How long has the brand existed? Do they have a long history in the aromatherapy industry, with a professional reputation? Professional brands will often exhibit at trade shows, or supply colleges and other training providers. In the UK, most reputable brands will be registered with an organisation like the Aromatherapy Trade Council, which signifies compliance with a professional Code of Practice.
Undiluted pure essential oils should always be stored in dark-coloured glass bottles. Plastic is only acceptable where the essential oils have already been pre-diluted in a carrier oil (e.g. ‘Ready to use’ massage blends; shower gels etc.)
4. BOTANICAL INFORMATION
Does the label include the Latin name of the essential oil? Avoid any brands that just state the common name. The photo below shows a 25ml bottle labelled “Eucalyptus Oil”, with no mention of what type – Eucalyptus globulus? Eucalyptus radiata? Another type? Who knows!
5. OILY TEST
This is a simple test that anyone can do at home. Most true essential oils will not usually leave an oily residue when dropped on to paper (with the exception of some heavy base notes). Just add one drop to a sheet of white paper and leave to dry. After a few hours, there should be virtually no visible trace left on the paper. An oily shadow indicates that it might have been stretched with carrier oil, meaning it is not 100% pure essential oil.
It’s important to remember that this test is not scientific or conclusive on its own merit, but it can be helpful when taking all factors into consideration.
Essential oils should be labelled properly in accordance with legal requirements. A professional brand will usually include the country of origin, ingredients, batch number, expiry date, storage information, safety advice and details about the company. And watch out for spelling mistakes – never a good sign!
With experience, you can learn to smell the difference between pure and synthetic essential oils. Does it smell like alcohol, or have an artificial scent? If so, it’s unlikely to be pure essential oil.
Rub a drop of essential oil between your fingers – does it feel oily? If so, chances are it’s been stretched with carrier oil. Apart from a few exceptions, most pure essential oils should not feel thick or greasy.

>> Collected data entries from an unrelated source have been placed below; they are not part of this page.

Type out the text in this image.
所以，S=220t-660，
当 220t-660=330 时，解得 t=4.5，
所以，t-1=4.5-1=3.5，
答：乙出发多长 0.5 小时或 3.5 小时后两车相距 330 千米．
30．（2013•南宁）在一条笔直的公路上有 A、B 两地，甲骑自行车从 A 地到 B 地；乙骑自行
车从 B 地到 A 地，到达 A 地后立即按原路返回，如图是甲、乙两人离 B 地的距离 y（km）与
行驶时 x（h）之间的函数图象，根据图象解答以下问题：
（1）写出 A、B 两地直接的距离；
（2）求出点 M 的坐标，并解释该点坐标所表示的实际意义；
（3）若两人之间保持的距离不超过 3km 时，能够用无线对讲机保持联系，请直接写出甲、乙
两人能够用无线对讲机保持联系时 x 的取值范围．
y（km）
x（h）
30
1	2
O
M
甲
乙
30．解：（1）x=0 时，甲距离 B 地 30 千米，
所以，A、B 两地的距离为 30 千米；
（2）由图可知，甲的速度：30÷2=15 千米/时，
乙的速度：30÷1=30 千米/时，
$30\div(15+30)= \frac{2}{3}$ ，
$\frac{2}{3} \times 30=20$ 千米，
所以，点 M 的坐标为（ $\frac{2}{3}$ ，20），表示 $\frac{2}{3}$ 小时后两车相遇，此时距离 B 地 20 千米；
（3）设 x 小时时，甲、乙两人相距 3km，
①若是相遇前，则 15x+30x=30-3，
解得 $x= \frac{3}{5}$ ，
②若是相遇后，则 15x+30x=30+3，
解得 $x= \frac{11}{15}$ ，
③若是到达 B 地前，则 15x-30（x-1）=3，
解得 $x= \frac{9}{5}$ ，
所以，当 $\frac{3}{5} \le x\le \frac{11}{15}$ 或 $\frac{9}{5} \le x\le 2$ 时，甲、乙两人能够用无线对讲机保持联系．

The internet is full of bogus sellers of essential oils. Try to avoid buying from anonymous sellers on eBay – look for a company with a professional website, including full contact details of their address and phone number.
To widen your experience, it’s a good idea to try out different brands of essential oils. If you’re not sure whether your essential oils are genuine or fake, sample a few bottles from other brands so you have something to compare it to – you might be surprised by the difference!